20. Hmmm. Obviously it is a fact.The issue is it a True fact, or a false fact. I judge it False. RDA carries many more than 4 reference values, see this chart http://www.time-to-run.com/nutrition/wp-content/uploads/1RDA1.gif

29. I cant beleive you asked that. Which would grandma feed you when you are sick in bed?

last one: I assume you are 17 yr old female. If your maximum heart rate is 204, you are likely undergoing atrial fibrillation, or near it, and you need to see a cardiologist immediately.

http://www.emedicinehealth.com/atrial_fibrillation/article_em.htm#Atrial%20Fibrillation%20Overview

see the charts here. http://www.heart.com/heart-rate-chart.html

I'm 16..don't you get your maximum heart rate by subtracting your age from 220? ...

-MC

Target heart rate zone= 104

-MC

That formula is widely discredited. I don't know what to tell you.

While the most common (and easy to remember and calculate), this particular formula is not considered by reputable health and fitness professionals to be a good predictor of HRmax. Despite the widespread publication of this formula, research spanning two decades reveals its large inherent error (Sxy = 7–11 b/min). Consequently, the estimation calculated by HRmax = 220 − age has neither the accuracy nor the scientific merit for use in exercise physiology and related fields.[6] http://en.wikipedia.org/wiki/Heart_rate

If you have a heart rate at 16, female, and you register 204, I would see a cardiologist for a check up. In women, artial fibrillation is a very common condition that leads to ...death...
Read about it.

So if 104 is what your book says, give it back to them as the "right" answer.

D:

-MC

I am not sure what you are looking for with "target heart rate." A normal heart rate for a 17yo and adults is 60-100. Above is termed tachycardia. Below is bradycardia. Generally, your base heart rate is lower the more fit and athletic you are. So, if I were looking for a "target" I would shoot for the normal range. Hope this helps.
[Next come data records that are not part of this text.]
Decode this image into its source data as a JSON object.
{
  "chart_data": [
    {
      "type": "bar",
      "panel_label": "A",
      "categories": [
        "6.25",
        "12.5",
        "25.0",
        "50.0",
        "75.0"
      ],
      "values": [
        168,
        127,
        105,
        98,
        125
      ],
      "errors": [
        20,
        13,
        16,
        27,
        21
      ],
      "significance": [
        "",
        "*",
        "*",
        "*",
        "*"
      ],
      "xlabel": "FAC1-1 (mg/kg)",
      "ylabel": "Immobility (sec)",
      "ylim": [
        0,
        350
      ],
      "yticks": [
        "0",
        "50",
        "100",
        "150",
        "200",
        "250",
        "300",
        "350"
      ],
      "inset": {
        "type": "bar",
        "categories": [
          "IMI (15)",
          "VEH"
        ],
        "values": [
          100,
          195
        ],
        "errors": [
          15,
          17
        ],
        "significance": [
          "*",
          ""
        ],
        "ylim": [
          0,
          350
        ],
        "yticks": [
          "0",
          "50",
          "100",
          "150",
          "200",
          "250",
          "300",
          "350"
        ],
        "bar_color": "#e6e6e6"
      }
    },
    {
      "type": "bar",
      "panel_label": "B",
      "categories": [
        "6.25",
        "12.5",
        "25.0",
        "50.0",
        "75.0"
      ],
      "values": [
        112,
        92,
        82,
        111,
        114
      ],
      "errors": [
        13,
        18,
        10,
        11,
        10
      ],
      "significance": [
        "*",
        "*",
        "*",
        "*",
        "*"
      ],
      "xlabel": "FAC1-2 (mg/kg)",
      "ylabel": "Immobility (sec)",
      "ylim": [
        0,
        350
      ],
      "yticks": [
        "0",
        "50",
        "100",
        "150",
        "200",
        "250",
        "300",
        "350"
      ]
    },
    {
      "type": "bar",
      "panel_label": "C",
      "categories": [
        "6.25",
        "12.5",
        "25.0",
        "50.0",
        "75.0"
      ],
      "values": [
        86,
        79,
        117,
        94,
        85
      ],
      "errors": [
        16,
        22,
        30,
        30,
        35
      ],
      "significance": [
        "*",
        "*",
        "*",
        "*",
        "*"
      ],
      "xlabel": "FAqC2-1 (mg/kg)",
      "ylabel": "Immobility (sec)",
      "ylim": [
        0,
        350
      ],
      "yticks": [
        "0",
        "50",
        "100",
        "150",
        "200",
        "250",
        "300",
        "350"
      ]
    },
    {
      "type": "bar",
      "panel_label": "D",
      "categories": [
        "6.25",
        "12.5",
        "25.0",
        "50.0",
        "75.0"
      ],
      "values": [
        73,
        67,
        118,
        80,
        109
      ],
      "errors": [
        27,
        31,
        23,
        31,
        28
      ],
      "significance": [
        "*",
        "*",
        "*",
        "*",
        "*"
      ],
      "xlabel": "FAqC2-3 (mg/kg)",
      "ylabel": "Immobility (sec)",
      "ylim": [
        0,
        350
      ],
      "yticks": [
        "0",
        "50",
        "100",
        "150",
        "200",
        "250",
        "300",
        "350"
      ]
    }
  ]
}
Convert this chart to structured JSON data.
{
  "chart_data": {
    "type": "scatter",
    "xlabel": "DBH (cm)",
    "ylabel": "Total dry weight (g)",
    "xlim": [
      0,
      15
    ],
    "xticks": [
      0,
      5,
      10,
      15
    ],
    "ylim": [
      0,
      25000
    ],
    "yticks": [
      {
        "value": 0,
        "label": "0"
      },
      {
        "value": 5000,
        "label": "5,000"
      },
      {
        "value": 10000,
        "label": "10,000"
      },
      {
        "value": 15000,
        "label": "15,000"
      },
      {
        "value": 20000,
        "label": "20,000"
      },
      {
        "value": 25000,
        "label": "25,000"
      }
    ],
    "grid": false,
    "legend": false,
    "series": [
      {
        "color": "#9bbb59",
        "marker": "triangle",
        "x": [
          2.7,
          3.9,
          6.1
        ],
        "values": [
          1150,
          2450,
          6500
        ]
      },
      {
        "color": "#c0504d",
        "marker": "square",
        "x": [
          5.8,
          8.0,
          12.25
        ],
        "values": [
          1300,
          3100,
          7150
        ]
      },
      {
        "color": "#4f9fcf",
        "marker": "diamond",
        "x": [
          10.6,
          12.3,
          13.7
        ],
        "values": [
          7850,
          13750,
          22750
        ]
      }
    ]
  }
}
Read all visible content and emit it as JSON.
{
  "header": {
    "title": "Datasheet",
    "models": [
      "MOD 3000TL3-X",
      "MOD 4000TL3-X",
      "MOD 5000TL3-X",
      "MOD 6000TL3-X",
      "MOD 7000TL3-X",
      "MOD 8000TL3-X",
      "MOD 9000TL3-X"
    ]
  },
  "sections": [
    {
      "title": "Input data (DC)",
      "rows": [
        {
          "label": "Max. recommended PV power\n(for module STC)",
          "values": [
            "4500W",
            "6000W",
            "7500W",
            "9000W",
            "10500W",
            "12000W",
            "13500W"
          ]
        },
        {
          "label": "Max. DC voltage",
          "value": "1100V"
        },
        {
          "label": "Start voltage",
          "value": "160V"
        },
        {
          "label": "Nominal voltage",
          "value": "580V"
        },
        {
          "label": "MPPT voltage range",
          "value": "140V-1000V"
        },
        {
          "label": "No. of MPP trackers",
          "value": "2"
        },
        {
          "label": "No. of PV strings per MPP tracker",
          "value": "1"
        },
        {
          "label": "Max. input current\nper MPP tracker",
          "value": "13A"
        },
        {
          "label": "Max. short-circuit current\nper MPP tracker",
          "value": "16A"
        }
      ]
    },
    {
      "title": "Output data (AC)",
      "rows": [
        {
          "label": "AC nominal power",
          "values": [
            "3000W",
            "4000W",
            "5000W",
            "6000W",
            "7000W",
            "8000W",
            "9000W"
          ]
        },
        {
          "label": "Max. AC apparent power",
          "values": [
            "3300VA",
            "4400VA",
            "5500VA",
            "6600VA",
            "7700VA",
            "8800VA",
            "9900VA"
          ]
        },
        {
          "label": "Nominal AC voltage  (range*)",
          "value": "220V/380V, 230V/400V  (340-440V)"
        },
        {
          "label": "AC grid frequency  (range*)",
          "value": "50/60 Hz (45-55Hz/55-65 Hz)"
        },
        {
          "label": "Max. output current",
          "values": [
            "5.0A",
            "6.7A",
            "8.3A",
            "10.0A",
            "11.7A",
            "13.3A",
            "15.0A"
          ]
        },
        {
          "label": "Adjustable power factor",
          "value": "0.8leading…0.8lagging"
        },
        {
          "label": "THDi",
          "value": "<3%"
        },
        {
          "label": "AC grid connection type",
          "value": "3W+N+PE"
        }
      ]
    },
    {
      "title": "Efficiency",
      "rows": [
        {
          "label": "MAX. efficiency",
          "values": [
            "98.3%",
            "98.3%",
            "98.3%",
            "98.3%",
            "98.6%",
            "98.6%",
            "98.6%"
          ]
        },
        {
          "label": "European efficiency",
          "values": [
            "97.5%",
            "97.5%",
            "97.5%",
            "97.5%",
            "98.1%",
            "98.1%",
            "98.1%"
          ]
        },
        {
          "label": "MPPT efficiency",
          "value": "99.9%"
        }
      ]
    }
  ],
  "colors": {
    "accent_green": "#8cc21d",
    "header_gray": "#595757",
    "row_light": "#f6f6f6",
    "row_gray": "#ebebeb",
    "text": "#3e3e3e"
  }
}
For question 20, your answer that RDAs provide 4 sets of reference values that recommend amounts of nutrients and other food components for preventing deficiencies, avoiding toxicities, and promoting best health is correct. This is a fact.

For question 29, you are incorrect in choosing option B (white bread) as the most healthful way to increase fiber in your diet. The correct answer is option A (oatmeal). Oatmeal is a whole grain food that is naturally high in fiber, whereas white bread is made from refined grains and typically contains lower amounts of fiber. Increasing your intake of whole grains, like oatmeal, is a healthier choice for boosting fiber in your diet.

As for your target heart rate zone, it can be determined using the Karvonen formula. The formula is:

Target Heart Rate = ((Max Heart Rate - Resting Heart Rate) × %Intensity) + Resting Heart Rate

To calculate your target heart rate zone, you need to know your resting heart rate and the percent intensity you want to exercise at. The percent intensity can vary depending on your fitness goals. For example, if you want to exercise at a moderate intensity (50-70% of your maximum heart rate), you can choose a value within that range.

Let's assume you want to exercise at 60% intensity. If your maximum heart rate is 204, you need to know your resting heart rate to complete the calculation. Once you have that information, you can insert the values into the formula to find your target heart rate zone.

Please provide your resting heart rate so that I can assist you further in calculating your target heart rate zone.